偶然という名の地図を歩く。スマホを捨て、サイコロと旅した3日間
「次の電車は、どこへ行くんだろう」
そう思った瞬間、私の手にはスマートフォンがなかった。出発の朝、意図的に玄関の靴箱の上に置き去りにしてきたのだ。デジタルな予定表も、乗り換え案内も、口コミサイトの星評価も、すべて遮断した。代わりに持っていたのは、ポケットに忍ばせた一辺1センチのサイコロだけ。
ルールは単純だ。駅の改札でサイコロを振り、出た目の数だけホームを進む。そうして決まった行き先で、自分の足だけを頼りに3日間を過ごす。
第1投:迷走の始まり
新宿駅の雑踏の中、私は震える手でサイコロを転がした。「3」。 そのまま3番目のホームへ向かうと、そこには「高尾行き」の各駅停車が停まっていた。
普段なら「高尾か、山歩きか……」と事前リサーチをするが、それもできない。乗り込んだ車両の窓から見える景色が、少しずつ都市の喧騒から緑へと変わっていく。到着した高尾駅で、私は自分がどこへ行くべきかさえ分からず、ただ人の流れに身を任せた。
地図がないというのは、驚くほど不安だ。しかし、同時に世界が「未踏の地」に見える不思議な感覚がある。看板を頼りに歩き、ふと見つけた路地を曲がる。そこにあったのは、観光ガイドには載っていない、地元の人しか知らない小さな豆腐屋だった。

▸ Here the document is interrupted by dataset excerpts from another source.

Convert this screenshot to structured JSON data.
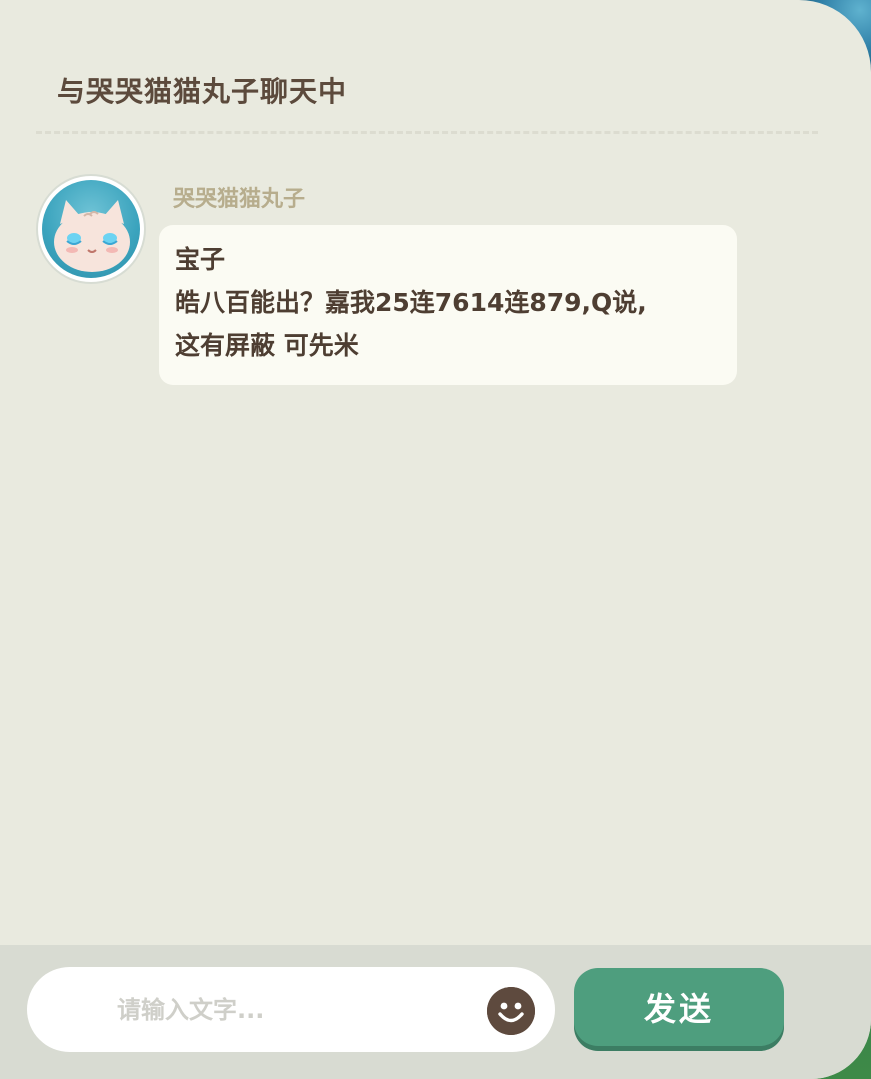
{
  "header": {
    "title": "与哭哭猫猫丸子聊天中"
  },
  "message": {
    "sender": "哭哭猫猫丸子",
    "avatar_icon": "crying-cat-avatar",
    "lines": [
      "宝子",
      "皓八百能出？嘉我25连7614连879,Q说,",
      "这有屏蔽 可先米"
    ]
  },
  "composer": {
    "placeholder": "请输入文字...",
    "emoji_icon": "smiley-icon",
    "send_label": "发送"
  },
  "colors": {
    "panel_bg": "#e9eadf",
    "bubble_bg": "#fbfbf3",
    "text_dark": "#4e3e32",
    "name_text": "#b7ad8d",
    "send_button": "#4e9e7e"
  }
}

「どこから来たの?」と店主に聞かれ、私は「サイコロで決めました」と笑った。豆腐の優しい味が、空腹の体にしみた。スマホがあれば、ここで「高尾 観光 ランチ」と検索していただろう。だが、検索よりもずっと鮮烈な「手作りの会話」が、そこにはあった。
偶然の連鎖が紡ぐ物語
2日目も、3日目も、サイコロのままに進んだ。 ある時はバスの行き先をサイコロで決め、ある時は降りた駅の改札から見える「一番高い煙突」を目指して歩いた。
迷子になった回数は数知れない。何度も同じ道を往復し、地元の人に何度も道を尋ねた。不便だ。非効率だ。しかし、この「非効率」こそが、旅の解像度を上げていた。
スマホ画面という小さな窓を通さず、自分の瞳で空の青さを見、風の温度を感じる。道端の草花の名前も分からないけれど、そんなことはどうでもいい。ただ、その瞬間の美しさを、自分だけのものとして焼き付けていく。
旅の終わり、指先に残る感触
3日目の夕暮れ、サイコロが導いたのは海沿いの小さな駅だった。ベンチに座り、水平線に沈む太陽を眺めながら、私はこの3日間を振り返った。
情報に追いかけられる生活では、常に「正解」を求めていた。一番人気の店、一番効率的なルート。でも、サイコロが教えてくれたのは、「正解なんてどこにもない」という事実だ。迷うことは恥ずかしいことではなく、迷った先にしか出会えない景色がある。
帰路、駅のホームでポケットの中のサイコロを握りしめた。 スマホを家に置いてきたことで、私は「検索」することをやめ、「経験」することを始めたのだと思う。
デジタルデトックスとは、単にネットを断つことではない。 不確実な未来に身を委ね、その偶然を愛する余裕を取り戻すこと。
次にこのサイコロを振るのはいつになるだろう。今度はどんな景色が、私を待っているのだろうか。そんなことを考えながら、私は久しぶりに、自分の足で確かな一歩を踏み出した。